Dem Philosophen Rüdiger Safranski ist zuzustimmen, wenn er feststellt, dass ein Verbrechen ein Verbrechen bleibt, auch wenn es in Reaktion auf ein anderes Verbrechen begangen wurde. Die Gräuel der Vertreibung bleiben zweifellos Gräuel, und selbstverständlich haben die Vertriebenen ein Recht auf Erinnerung. Sie sind von vielen über Jahrzehnte mit ihren Erinnerungen alleine gelassen worden – oft aus ideologischen Gründen.

Ohne Frage, die Verdrängung der Vertreibung mit den damit verbundenen Schicksalen ist falsch. Aber man muss erwarten können, dass Ursache und Wirkung von allen auseinandergehalten werden, insbesondere von Funktionären des Bundes der Vertriebenen. Wenn wir uns erinnern, müssen wir uns in erster Linie daran erinnern, dass der Zweite Weltkrieg von Nazideutschland mit seinem Überfall auf Polen begonnen wurde und dass die Vertreibungen letztendlich im Größenwahn und im Terror der Nazis in Osteuropa ihren Ausgangspunkt hatten.

Die polnische Vertreibung muss miteinbezogen werden

Die Erinnerung an Vertreibung muss aber auch die Vertreibung vieler Polen einschließen. Deshalb hat sich der Bundestag bereits im Juli 2002 für ein europäisches Zentrum gegen Vertreibung ausgesprochen. Bei diesem europäischen Gedanken müssen wir bleiben. Ein deutsches Zentrum gegen Vertreibung würde nur wieder alte Wunden aufreißen. Dieser Problematik muss sich auch der Bund der Vertriebenen stellen.

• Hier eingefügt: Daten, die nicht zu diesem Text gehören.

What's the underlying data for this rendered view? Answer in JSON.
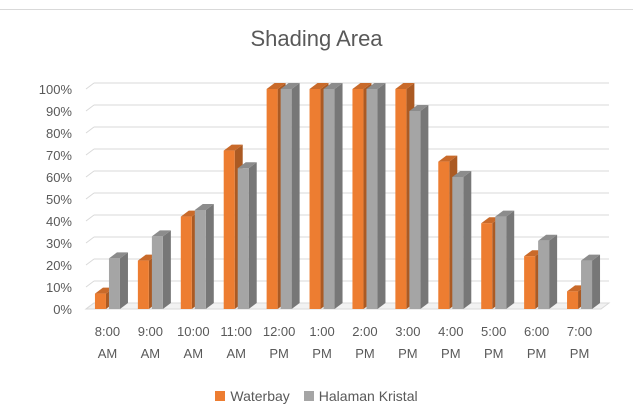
{
  "chart_data": {
    "type": "bar",
    "title": "Shading Area",
    "categories": [
      [
        "8:00",
        "AM"
      ],
      [
        "9:00",
        "AM"
      ],
      [
        "10:00",
        "AM"
      ],
      [
        "11:00",
        "AM"
      ],
      [
        "12:00",
        "PM"
      ],
      [
        "1:00",
        "PM"
      ],
      [
        "2:00",
        "PM"
      ],
      [
        "3:00",
        "PM"
      ],
      [
        "4:00",
        "PM"
      ],
      [
        "5:00",
        "PM"
      ],
      [
        "6:00",
        "PM"
      ],
      [
        "7:00",
        "PM"
      ]
    ],
    "series": [
      {
        "name": "Waterbay",
        "color": "#ed7d31",
        "values": [
          0.07,
          0.22,
          0.42,
          0.72,
          1.0,
          1.0,
          1.0,
          1.0,
          0.67,
          0.39,
          0.24,
          0.08
        ]
      },
      {
        "name": "Halaman Kristal",
        "color": "#a5a5a5",
        "values": [
          0.23,
          0.33,
          0.45,
          0.64,
          1.0,
          1.0,
          1.0,
          0.9,
          0.6,
          0.42,
          0.31,
          0.22
        ]
      }
    ],
    "yticks": [
      "0%",
      "10%",
      "20%",
      "30%",
      "40%",
      "50%",
      "60%",
      "70%",
      "80%",
      "90%",
      "100%"
    ],
    "ylim": [
      0,
      1
    ],
    "grid": true,
    "legend_position": "bottom",
    "style": "3d-clustered-column"
  }
}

Auch die Diskussion des Standortes erfordert Sensibilität. Zwar haben SPD und CDU vor zwei Jahren vereinbart, "im Geiste der Versöhnung auch in Berlin ein sichtbares Zeichen umzusetzen, um (…) an das Unrecht von Vertreibungen zu erinnern und Vertreibung für immer zu ächten". Aber die bisher diskutierten Berliner Standorte sind ungeeignet, dies gilt insbesondere für das Deutschlandhaus, den Berliner Sitz des Bundes der Vertriebenen. Noch wichtiger ist, dass die deutsche Hauptstadt nur dann infrage kommt, wenn dies im Konsens aller europäischen Beteiligten, insbesondere mit Polen, verabredet wird.

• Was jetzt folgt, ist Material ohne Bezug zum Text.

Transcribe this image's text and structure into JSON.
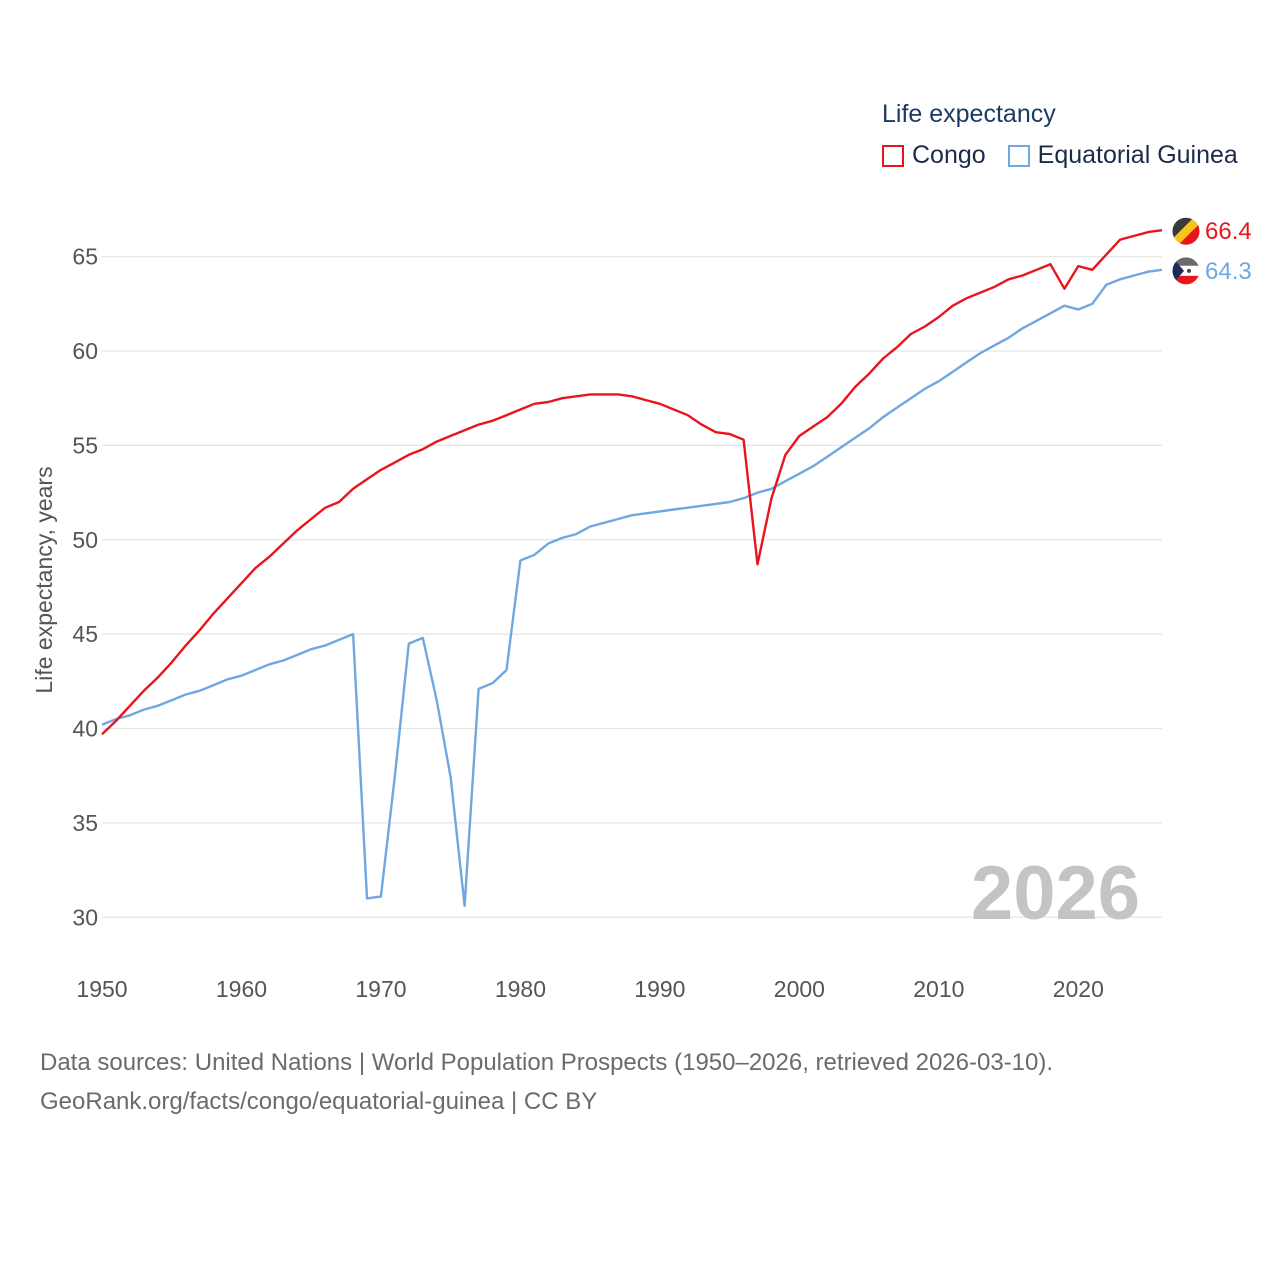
{
  "legend": {
    "title": "Life expectancy",
    "items": [
      {
        "label": "Congo",
        "color": "#e8161c"
      },
      {
        "label": "Equatorial Guinea",
        "color": "#6fa8e0"
      }
    ]
  },
  "current_year": "2026",
  "source": {
    "line1": "Data sources: United Nations | World Population Prospects (1950–2026, retrieved 2026-03-10).",
    "line2": "GeoRank.org/facts/congo/equatorial-guinea | CC BY"
  },
  "chart_data": {
    "type": "line",
    "title": "Life expectancy",
    "xlabel": "",
    "ylabel": "Life expectancy, years",
    "xlim": [
      1950,
      2026
    ],
    "ylim": [
      28,
      68
    ],
    "xticks": [
      1950,
      1960,
      1970,
      1980,
      1990,
      2000,
      2010,
      2020
    ],
    "yticks": [
      30,
      35,
      40,
      45,
      50,
      55,
      60,
      65
    ],
    "grid": true,
    "x": [
      1950,
      1951,
      1952,
      1953,
      1954,
      1955,
      1956,
      1957,
      1958,
      1959,
      1960,
      1961,
      1962,
      1963,
      1964,
      1965,
      1966,
      1967,
      1968,
      1969,
      1970,
      1971,
      1972,
      1973,
      1974,
      1975,
      1976,
      1977,
      1978,
      1979,
      1980,
      1981,
      1982,
      1983,
      1984,
      1985,
      1986,
      1987,
      1988,
      1989,
      1990,
      1991,
      1992,
      1993,
      1994,
      1995,
      1996,
      1997,
      1998,
      1999,
      2000,
      2001,
      2002,
      2003,
      2004,
      2005,
      2006,
      2007,
      2008,
      2009,
      2010,
      2011,
      2012,
      2013,
      2014,
      2015,
      2016,
      2017,
      2018,
      2019,
      2020,
      2021,
      2022,
      2023,
      2024,
      2025,
      2026
    ],
    "series": [
      {
        "name": "Congo",
        "color": "#e8161c",
        "end_label": "66.4",
        "values": [
          39.7,
          40.4,
          41.2,
          42.0,
          42.7,
          43.5,
          44.4,
          45.2,
          46.1,
          46.9,
          47.7,
          48.5,
          49.1,
          49.8,
          50.5,
          51.1,
          51.7,
          52.0,
          52.7,
          53.2,
          53.7,
          54.1,
          54.5,
          54.8,
          55.2,
          55.5,
          55.8,
          56.1,
          56.3,
          56.6,
          56.9,
          57.2,
          57.3,
          57.5,
          57.6,
          57.7,
          57.7,
          57.7,
          57.6,
          57.4,
          57.2,
          56.9,
          56.6,
          56.1,
          55.7,
          55.6,
          55.3,
          48.7,
          52.2,
          54.5,
          55.5,
          56.0,
          56.5,
          57.2,
          58.1,
          58.8,
          59.6,
          60.2,
          60.9,
          61.3,
          61.8,
          62.4,
          62.8,
          63.1,
          63.4,
          63.8,
          64.0,
          64.3,
          64.6,
          63.3,
          64.5,
          64.3,
          65.1,
          65.9,
          66.1,
          66.3,
          66.4
        ]
      },
      {
        "name": "Equatorial Guinea",
        "color": "#6fa8e0",
        "end_label": "64.3",
        "values": [
          40.2,
          40.5,
          40.7,
          41.0,
          41.2,
          41.5,
          41.8,
          42.0,
          42.3,
          42.6,
          42.8,
          43.1,
          43.4,
          43.6,
          43.9,
          44.2,
          44.4,
          44.7,
          45.0,
          31.0,
          31.1,
          37.5,
          44.5,
          44.8,
          41.5,
          37.4,
          30.6,
          42.1,
          42.4,
          43.1,
          48.9,
          49.2,
          49.8,
          50.1,
          50.3,
          50.7,
          50.9,
          51.1,
          51.3,
          51.4,
          51.5,
          51.6,
          51.7,
          51.8,
          51.9,
          52.0,
          52.2,
          52.5,
          52.7,
          53.1,
          53.5,
          53.9,
          54.4,
          54.9,
          55.4,
          55.9,
          56.5,
          57.0,
          57.5,
          58.0,
          58.4,
          58.9,
          59.4,
          59.9,
          60.3,
          60.7,
          61.2,
          61.6,
          62.0,
          62.4,
          62.2,
          62.5,
          63.5,
          63.8,
          64.0,
          64.2,
          64.3
        ]
      }
    ]
  }
}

Ein deutsch-polnischer Grenzort als Standort

Ein sehr kluger und zweifellos besserer Vorschlag ist, ein Forschungs-, Erinnerungs- und Dokumentationszentrum zu Flucht, Vertreibung und Zwangsaussiedlung in der deutsch-polnischen Grenzstadt Görlitz/Zgorzelec zu errichten. Der Präsident des EU-Parlaments, Hans-Gert Pöttering (CDU), hat sich in einem Schreiben an die Bürgermeister der beiden Städte Görlitz/Zgorzelec für eine entsprechende deutsch-polnische Initiative ausgesprochen. Die Europastadt Görlitz/Zgorzelec ist zweifellos aufgrund ihrer Lage ein sehr geeigneter Ort für das Gedenken, das nur ein gemeinsames europäisches sein kann.

Michael Müller ist Landes- und Fraktionsvorsitzender der Berliner SPD.